The light turned green. The BMW drove away. As it did, the guy turned in his seat and looked back at the Range Rover, but the sun was reflecting off the rear window and I couldn’t make out any of his features. My anxiety restrained me from following them. I didn’t even want to know where they were going. Plus what would the kids tell Jayne? Mommy, Daddy followed somebody and when he called her she didn’t pick up. A car blaring its horn was my reminder to start moving again. I made another U-turn and drove toward the mall, where I circled the miles of asphalt that surrounded it until Robby leaned over and said, pointing, “There’s a space right there, Bret. Just park the car.” I did.

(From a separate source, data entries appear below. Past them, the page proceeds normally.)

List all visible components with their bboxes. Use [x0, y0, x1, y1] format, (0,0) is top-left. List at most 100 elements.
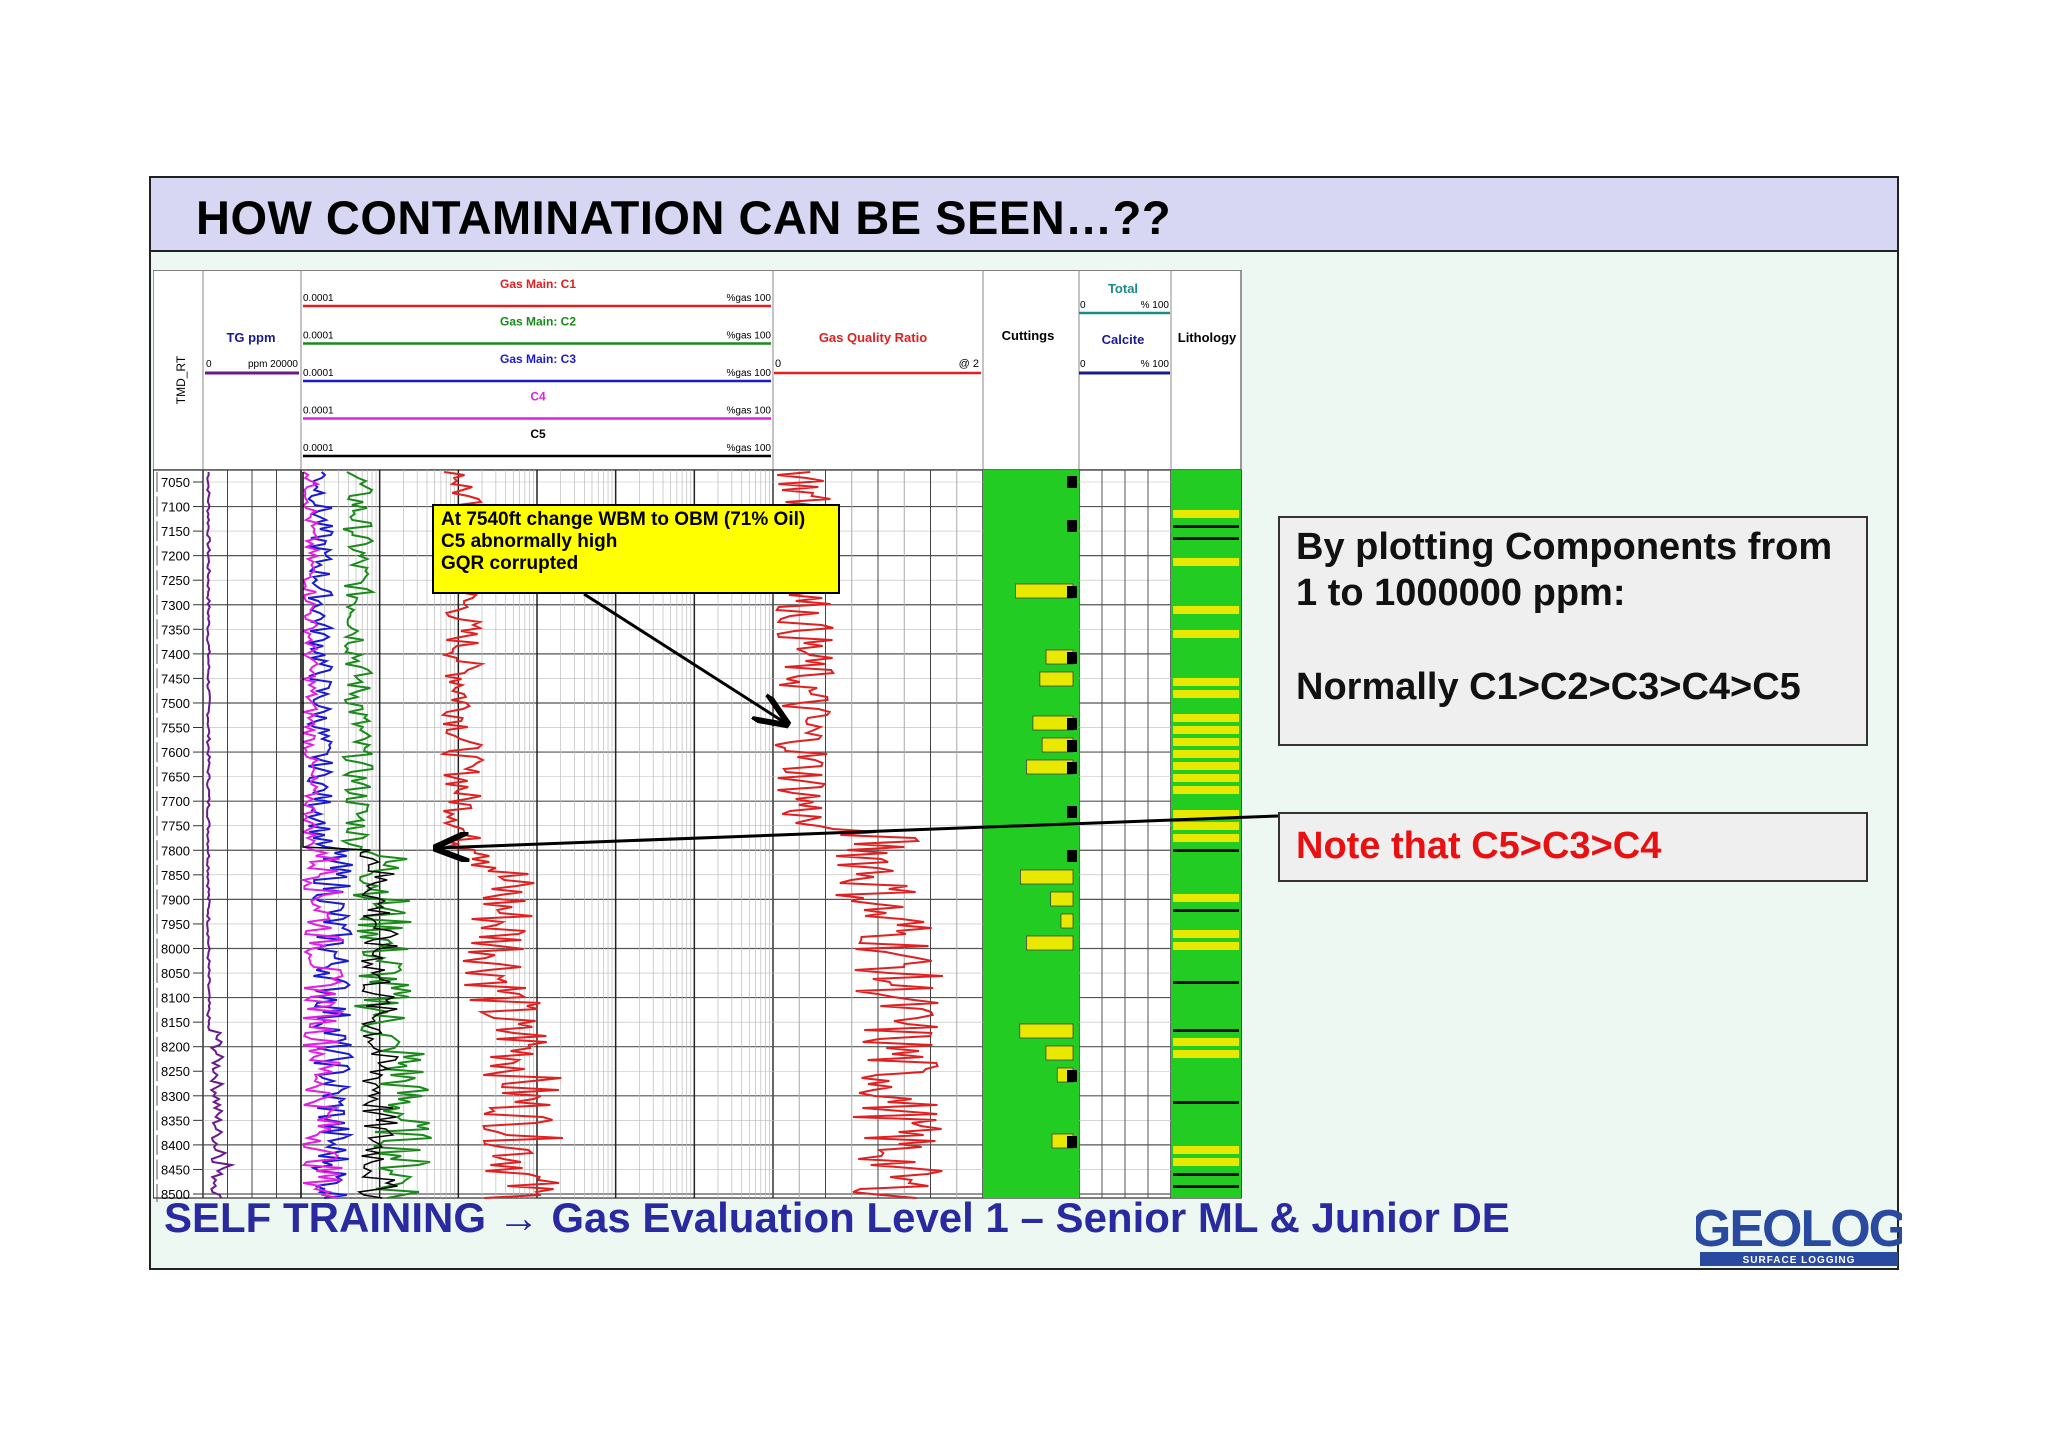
lithology-band-dark — [1173, 909, 1239, 912]
depth-label: 8350 — [161, 1113, 190, 1128]
lithology-band — [1173, 1038, 1239, 1046]
lithology-band — [1173, 1158, 1239, 1166]
gas-track-min: 0.0001 — [303, 443, 334, 454]
slide-title: HOW CONTAMINATION CAN BE SEEN…?? — [196, 191, 1172, 244]
depth-label: 7850 — [161, 868, 190, 883]
callout-line-2: C5 abnormally high — [441, 531, 618, 552]
lithology-band — [1173, 714, 1239, 722]
note-line-1: By plotting Components from — [1296, 526, 1833, 568]
gqr-max: @ 2 — [959, 358, 979, 370]
cuttings-marker — [1067, 718, 1077, 730]
lithology-band — [1173, 786, 1239, 794]
note-arrow — [436, 814, 1279, 848]
cuttings-marker — [1067, 806, 1077, 818]
callout-line-3: GQR corrupted — [441, 553, 579, 574]
lithology-band — [1173, 942, 1239, 950]
lithology-band — [1173, 690, 1239, 698]
depth-label: 8500 — [161, 1187, 190, 1202]
cuttings-marker — [1067, 762, 1077, 774]
cuttings-marker — [1067, 850, 1077, 862]
depth-label: 7100 — [161, 500, 190, 515]
cuttings-block — [1039, 671, 1074, 687]
cuttings-block — [1050, 891, 1074, 907]
depth-label: 7550 — [161, 721, 190, 736]
svg-text:SURFACE LOGGING: SURFACE LOGGING — [1743, 1255, 1856, 1266]
calcite-header: Calcite — [1102, 332, 1145, 347]
depth-label: 7900 — [161, 892, 190, 907]
depth-label: 7400 — [161, 647, 190, 662]
gas-track-max: %gas 100 — [727, 331, 772, 342]
lithology-band — [1173, 1050, 1239, 1058]
geolog-logo: GEOLOG SURFACE LOGGING — [1696, 1200, 1902, 1266]
depth-label: 7250 — [161, 573, 190, 588]
gas-track-min: 0.0001 — [303, 406, 334, 417]
gas-track-min: 0.0001 — [303, 293, 334, 304]
depth-label: 8200 — [161, 1040, 190, 1055]
depth-label: 7200 — [161, 549, 190, 564]
callout-line-1: At 7540ft change WBM to OBM (71% Oil) — [441, 509, 806, 530]
gas-track-title: Gas Main: C1 — [500, 277, 576, 291]
total-min: 0 — [1080, 300, 1086, 311]
cuttings-block — [1019, 1023, 1074, 1039]
lithology-band — [1173, 774, 1239, 782]
depth-label: 7450 — [161, 671, 190, 686]
gas-track-max: %gas 100 — [727, 443, 772, 454]
gas-track-max: %gas 100 — [727, 406, 772, 417]
gqr-header: Gas Quality Ratio — [819, 330, 927, 345]
gas-track-title: Gas Main: C2 — [500, 315, 576, 329]
lithology-band — [1173, 810, 1239, 818]
arrows-overlay — [151, 592, 1279, 1272]
depth-label: 7800 — [161, 843, 190, 858]
gas-track-min: 0.0001 — [303, 368, 334, 379]
tg-header: TG ppm — [226, 330, 275, 345]
callout-arrow — [583, 592, 787, 724]
title-bar: HOW CONTAMINATION CAN BE SEEN…?? — [151, 178, 1897, 252]
depth-label: 7300 — [161, 598, 190, 613]
depth-label: 8100 — [161, 991, 190, 1006]
note-line-3: Normally C1>C2>C3>C4>C5 — [1296, 666, 1801, 708]
lithology-band — [1173, 930, 1239, 938]
cuttings-block — [1060, 913, 1074, 929]
lithology-band — [1173, 606, 1239, 614]
cuttings-block — [1045, 1045, 1074, 1061]
lithology-band — [1173, 726, 1239, 734]
total-max: % 100 — [1141, 300, 1170, 311]
gas-track-title: C4 — [530, 390, 546, 404]
depth-label: 7750 — [161, 819, 190, 834]
cuttings-marker — [1067, 586, 1077, 598]
cuttings-marker — [1067, 1070, 1077, 1082]
lithology-band — [1173, 1146, 1239, 1154]
gas-track-title: Gas Main: C3 — [500, 352, 576, 366]
cuttings-marker — [1067, 520, 1077, 532]
footer-text: SELF TRAINING → Gas Evaluation Level 1 –… — [164, 1194, 1510, 1241]
gas-track-min: 0.0001 — [303, 331, 334, 342]
cuttings-marker — [1067, 1136, 1077, 1148]
gqr-min: 0 — [775, 358, 781, 370]
svg-text:GEOLOG: GEOLOG — [1696, 1200, 1902, 1258]
lithology-band — [1173, 510, 1239, 518]
lithology-band-dark — [1173, 849, 1239, 852]
depth-header: TMD_RT — [174, 355, 188, 404]
lithology-band — [1173, 678, 1239, 686]
depth-label: 8400 — [161, 1138, 190, 1153]
cuttings-block — [1020, 869, 1074, 885]
lithology-band — [1173, 822, 1239, 830]
lithology-band-dark — [1173, 525, 1239, 528]
c2-curve — [339, 471, 432, 1199]
depth-label: 8300 — [161, 1089, 190, 1104]
depth-label: 7600 — [161, 745, 190, 760]
tg-max: ppm 20000 — [248, 359, 298, 370]
lithology-band-dark — [1173, 537, 1239, 540]
note-box-components: By plotting Components from 1 to 1000000… — [1278, 516, 1868, 746]
depth-label: 7700 — [161, 794, 190, 809]
lithology-band-dark — [1173, 1029, 1239, 1032]
depth-label: 7500 — [161, 696, 190, 711]
lithology-band-dark — [1173, 981, 1239, 984]
c4-curve — [299, 471, 345, 1199]
calcite-max: % 100 — [1141, 359, 1170, 370]
lithology-band — [1173, 834, 1239, 842]
c3-curve — [304, 471, 355, 1199]
tg-min: 0 — [206, 359, 212, 370]
cuttings-marker — [1067, 652, 1077, 664]
depth-label: 8050 — [161, 966, 190, 981]
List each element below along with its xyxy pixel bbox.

We went straight to the multiplex. I was too distracted by the guy in the passenger seat to proceed with this day leisurely. Could it have been Alvin Mendolsohn, her thesis instructor? No, this guy was younger, her age, a student maybe. I flashed on the profile and the blurred face but came up with nothing. I purchased the tickets for Some Call Him Rebel and was so out of it that when the kids asked for candy and popcorn and Cokes I numbly bought them whatever they wanted even though Jayne had warned me not to. I let them choose their seats in the cavernous auditorium, which was oddly empty for a Saturday matinee and I feared that I’d chosen an unpopular movie but Robby—who was a movie nut—didn’t complain. Again, I thought of all the bartering Jayne had gone through to get him here and realized that he probably would have sat through Shoah. Sarah sat between Robby and me and was drinking her soda too quickly and when I warned her not to Robby rolled his eyes and sighed while opening a box of Junior Mints and soon both of them were concentrating on the action storming across the screen. About twenty minutes into the movie when I could stand it no longer I leaned over and told Robby to watch his sister while I went to make a phone call, and I hesitated because I remembered the name of the most recent missing boy: Maer Cohen. Robby nodded intently without looking at me and I realized that no one was going to take him anywhere (unless he let them, came an unbidden thought). I paced the lobby of the multiplex while dialing Aimee’s number again and this time I left a message: “Hey, Aimee, it’s Bret. Um, I saw you about forty minutes ago coming out of Whole Foods and it looked like you were, um, having fun . . .” I laughed weakly. “Well, that’s it. Call me on my cell.” I clicked off. When I went back to the auditorium the screen was a blur. It was hopeless. I couldn’t concentrate on anything except the fact that I kept thinking I had been in that car with Aimee Light. I thought the guy in the passenger seat was myself. When I focused: fleets of black hovercraft anchored in space.